Michael McCaul (Républicain-Texas et Gregory Meeks (Démocrate-New York), membres de la commission des affaires étrangères de la Chambre des représentants, ainsi que Jim Risch (Républicain-Idaho) et Bob Menendez (Démocrate-New .Jersey), membres de la commission des affaires étrangères du Sénat, ont publié une déclaration condamnant la tentative du président de la République,  Saied de dissoudre le parlement tunisien,  l’Assemblée des représentants du peuple, « la dernière d’une série de mesures inquiétantes qui menacent les institutions démocratiques de la Tunisie et laissent présager une nouvelle détérioration de l’État de droit ».

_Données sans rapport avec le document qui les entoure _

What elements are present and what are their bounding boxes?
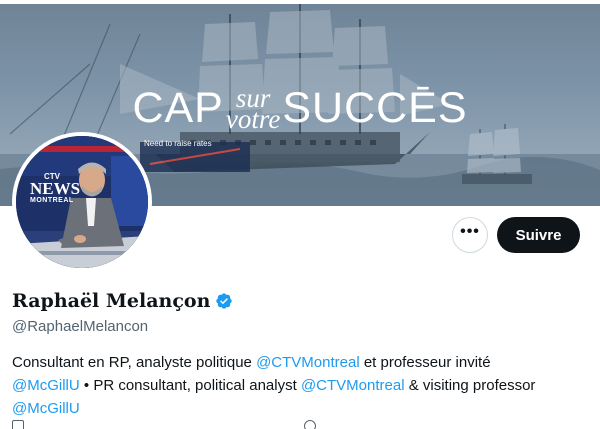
more-options-button[interactable]: ••• xyxy=(452,217,488,253)
banner-title-left: CAP xyxy=(132,84,224,132)
banner-title: CAP sur votre SUCCĒS xyxy=(0,84,600,133)
banner-title-mid: sur votre xyxy=(225,84,281,134)
calendar-icon xyxy=(304,420,316,429)
mention-link[interactable]: @CTVMontreal xyxy=(256,354,360,371)
ctv-news-logo: CTV NEWS MONTREAL xyxy=(30,172,82,204)
user-handle: @RaphaelMelancon xyxy=(12,318,149,335)
bio-text: Consultant en RP, analyste politique xyxy=(12,354,257,371)
profile-bio: Consultant en RP, analyste politique @CT… xyxy=(12,351,592,420)
bio-text: • PR consultant, political analyst xyxy=(79,377,301,394)
banner-title-mid-bottom: votre xyxy=(225,103,281,134)
bio-text: et professeur invité xyxy=(359,354,491,371)
mention-link[interactable]: @McGillU xyxy=(12,377,80,394)
avatar[interactable]: CTV NEWS MONTREAL xyxy=(12,132,152,272)
mention-link[interactable]: @CTVMontreal xyxy=(301,377,405,394)
logo-main: NEWS xyxy=(30,179,81,198)
display-name: Raphaël Melançon xyxy=(12,290,211,312)
mention-link[interactable]: @McGillU xyxy=(12,400,80,417)
banner-screen-caption: Need to raise rates xyxy=(144,139,212,148)
more-options-icon: ••• xyxy=(460,223,480,240)
profile-meta-row xyxy=(12,420,316,429)
logo-sub: MONTREAL xyxy=(30,197,74,204)
banner-title-right: SUCCĒS xyxy=(282,84,468,132)
category-icon xyxy=(12,420,24,429)
follow-button[interactable]: Suivre xyxy=(497,217,580,253)
name-row: Raphaël Melançon xyxy=(12,290,233,312)
bio-text: & visiting professor xyxy=(404,377,536,394)
verified-badge-icon[interactable] xyxy=(215,292,233,310)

« Nous condamnons la tentative du président tunisien Saied de dissoudre l’organe parlementaire du pays, l’Assemblée des représentants, quelques heures après qu’ils se sont réunis pour annuler  les mesures exceptionnelles qui ont élargi les pouvoirs exécutifs en juillet 2021.

« La Tunisie a fait des progrès remarquables vers l’établissement d’un cadre solide pour un régime inclusif et pluraliste depuis 2011. Aujourd’hui, cependant, nous assistons à des mouvements inquiétants qui menacent les institutions démocratiques de la Tunisie et laissent présager une nouvelle détérioration de l’État de droit. La consolidation continue du pouvoir du président Saied, la dissolution  du Conseil supérieur de la magistrature tunisien, les efforts visant à restreindre les organisations de la société civile, et maintenant les menaces possibles d’engager des procédures judiciaires contre des membres du parlement, tout cela indique un retour en arrière.

« La relation bilatérale de longue date entre les États-Unis et la Tunisie est liée à un engagement envers les principes de la gouvernance démocratique. Le président Saied doit rétablir l’état de droit et cesser toute interférence avec le parlement. Nous demandons instamment au président Saied de respecter les institutions tunisiennes et de permettre la liberté d’association et d’expression, comme le stipule la constitution tunisienne. Le gouvernement tunisien doit travailler de manière constructive avec tous les Tunisiens, y compris les membres du parlement et la communauté de la société civile tunisienne, afin de favoriser un processus de réforme inclusif et transparent », recommande la déclaration.